There were 769 households, out of which 30.4% had children under the age of 18 living with them, 66.8% were married couples living together, 6.6% had a female householder with no husband present, and 21.7% were non-families. 17.7% of all households were made up of individuals, and 7.5% had someone living alone who was 65 years of age or older. The average household size was 2.63 and the average family size was 2.97.

In the township the population was spread out, with 24.3% under the age of 18, 5.5% from 18 to 24, 28.1% from 25 to 44, 26.6% from 45 to 64, and 15.5% who were 65 years of age or older. The median age was 40 years. For every 100 females there were 103.1 males. For every 100 females age 18 and over, there were 96.5 males.

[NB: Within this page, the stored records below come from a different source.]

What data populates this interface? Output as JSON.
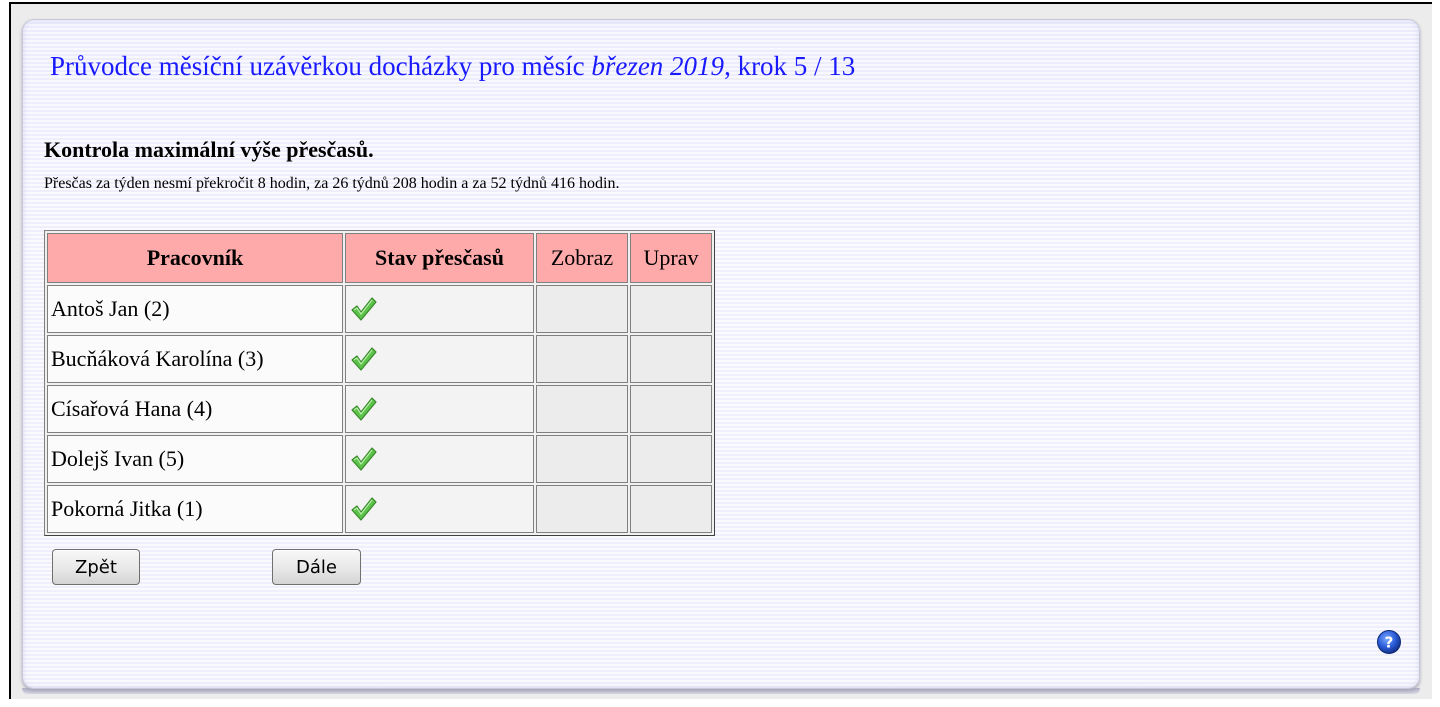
{
  "wizard": {
    "title_prefix": "Průvodce měsíční uzávěrkou docházky pro měsíc ",
    "month": "březen 2019",
    "title_suffix": ", krok 5 / 13"
  },
  "section": {
    "heading": "Kontrola maximální výše přesčasů.",
    "description": "Přesčas za týden nesmí překročit 8 hodin, za 26 týdnů 208 hodin a za 52 týdnů 416 hodin."
  },
  "table": {
    "headers": {
      "employee": "Pracovník",
      "overtime_status": "Stav přesčasů",
      "show": "Zobraz",
      "edit": "Uprav"
    },
    "rows": [
      {
        "employee": "Antoš Jan (2)",
        "status_icon": "check-icon",
        "show": "",
        "edit": ""
      },
      {
        "employee": "Bucňáková Karolína (3)",
        "status_icon": "check-icon",
        "show": "",
        "edit": ""
      },
      {
        "employee": "Císařová Hana (4)",
        "status_icon": "check-icon",
        "show": "",
        "edit": ""
      },
      {
        "employee": "Dolejš Ivan (5)",
        "status_icon": "check-icon",
        "show": "",
        "edit": ""
      },
      {
        "employee": "Pokorná Jitka (1)",
        "status_icon": "check-icon",
        "show": "",
        "edit": ""
      }
    ]
  },
  "buttons": {
    "back_label": "Zpět",
    "next_label": "Dále"
  },
  "help": {
    "icon": "help-icon"
  },
  "colors": {
    "title": "#1a1aff",
    "header_bg": "#ffaaaa",
    "check": "#5cc24a"
  }
}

The median income for a household in the township was $45,136, and the median income for a family was $47,321. Males had a median income of $36,486 versus $21,806 for females. The per capita income for the township was $18,323. About 4.4% of families and 7.8% of the population were below the poverty line, including 5.7% of those under age 18 and 2.5% of those age 65 or over.

Historical population
| Census | Pop. | Note | %± |
| 2000 | 2,100 |  | — |
| 2010 | 2,042 |  | −2.8% |
| 2020 | 2,033 |  | −0.4% |
| 2021 (est.) | 2,038 |  | 0.2% |
U.S. Decennial Census

==Education==
Union Township is part of the Northwest Area School District.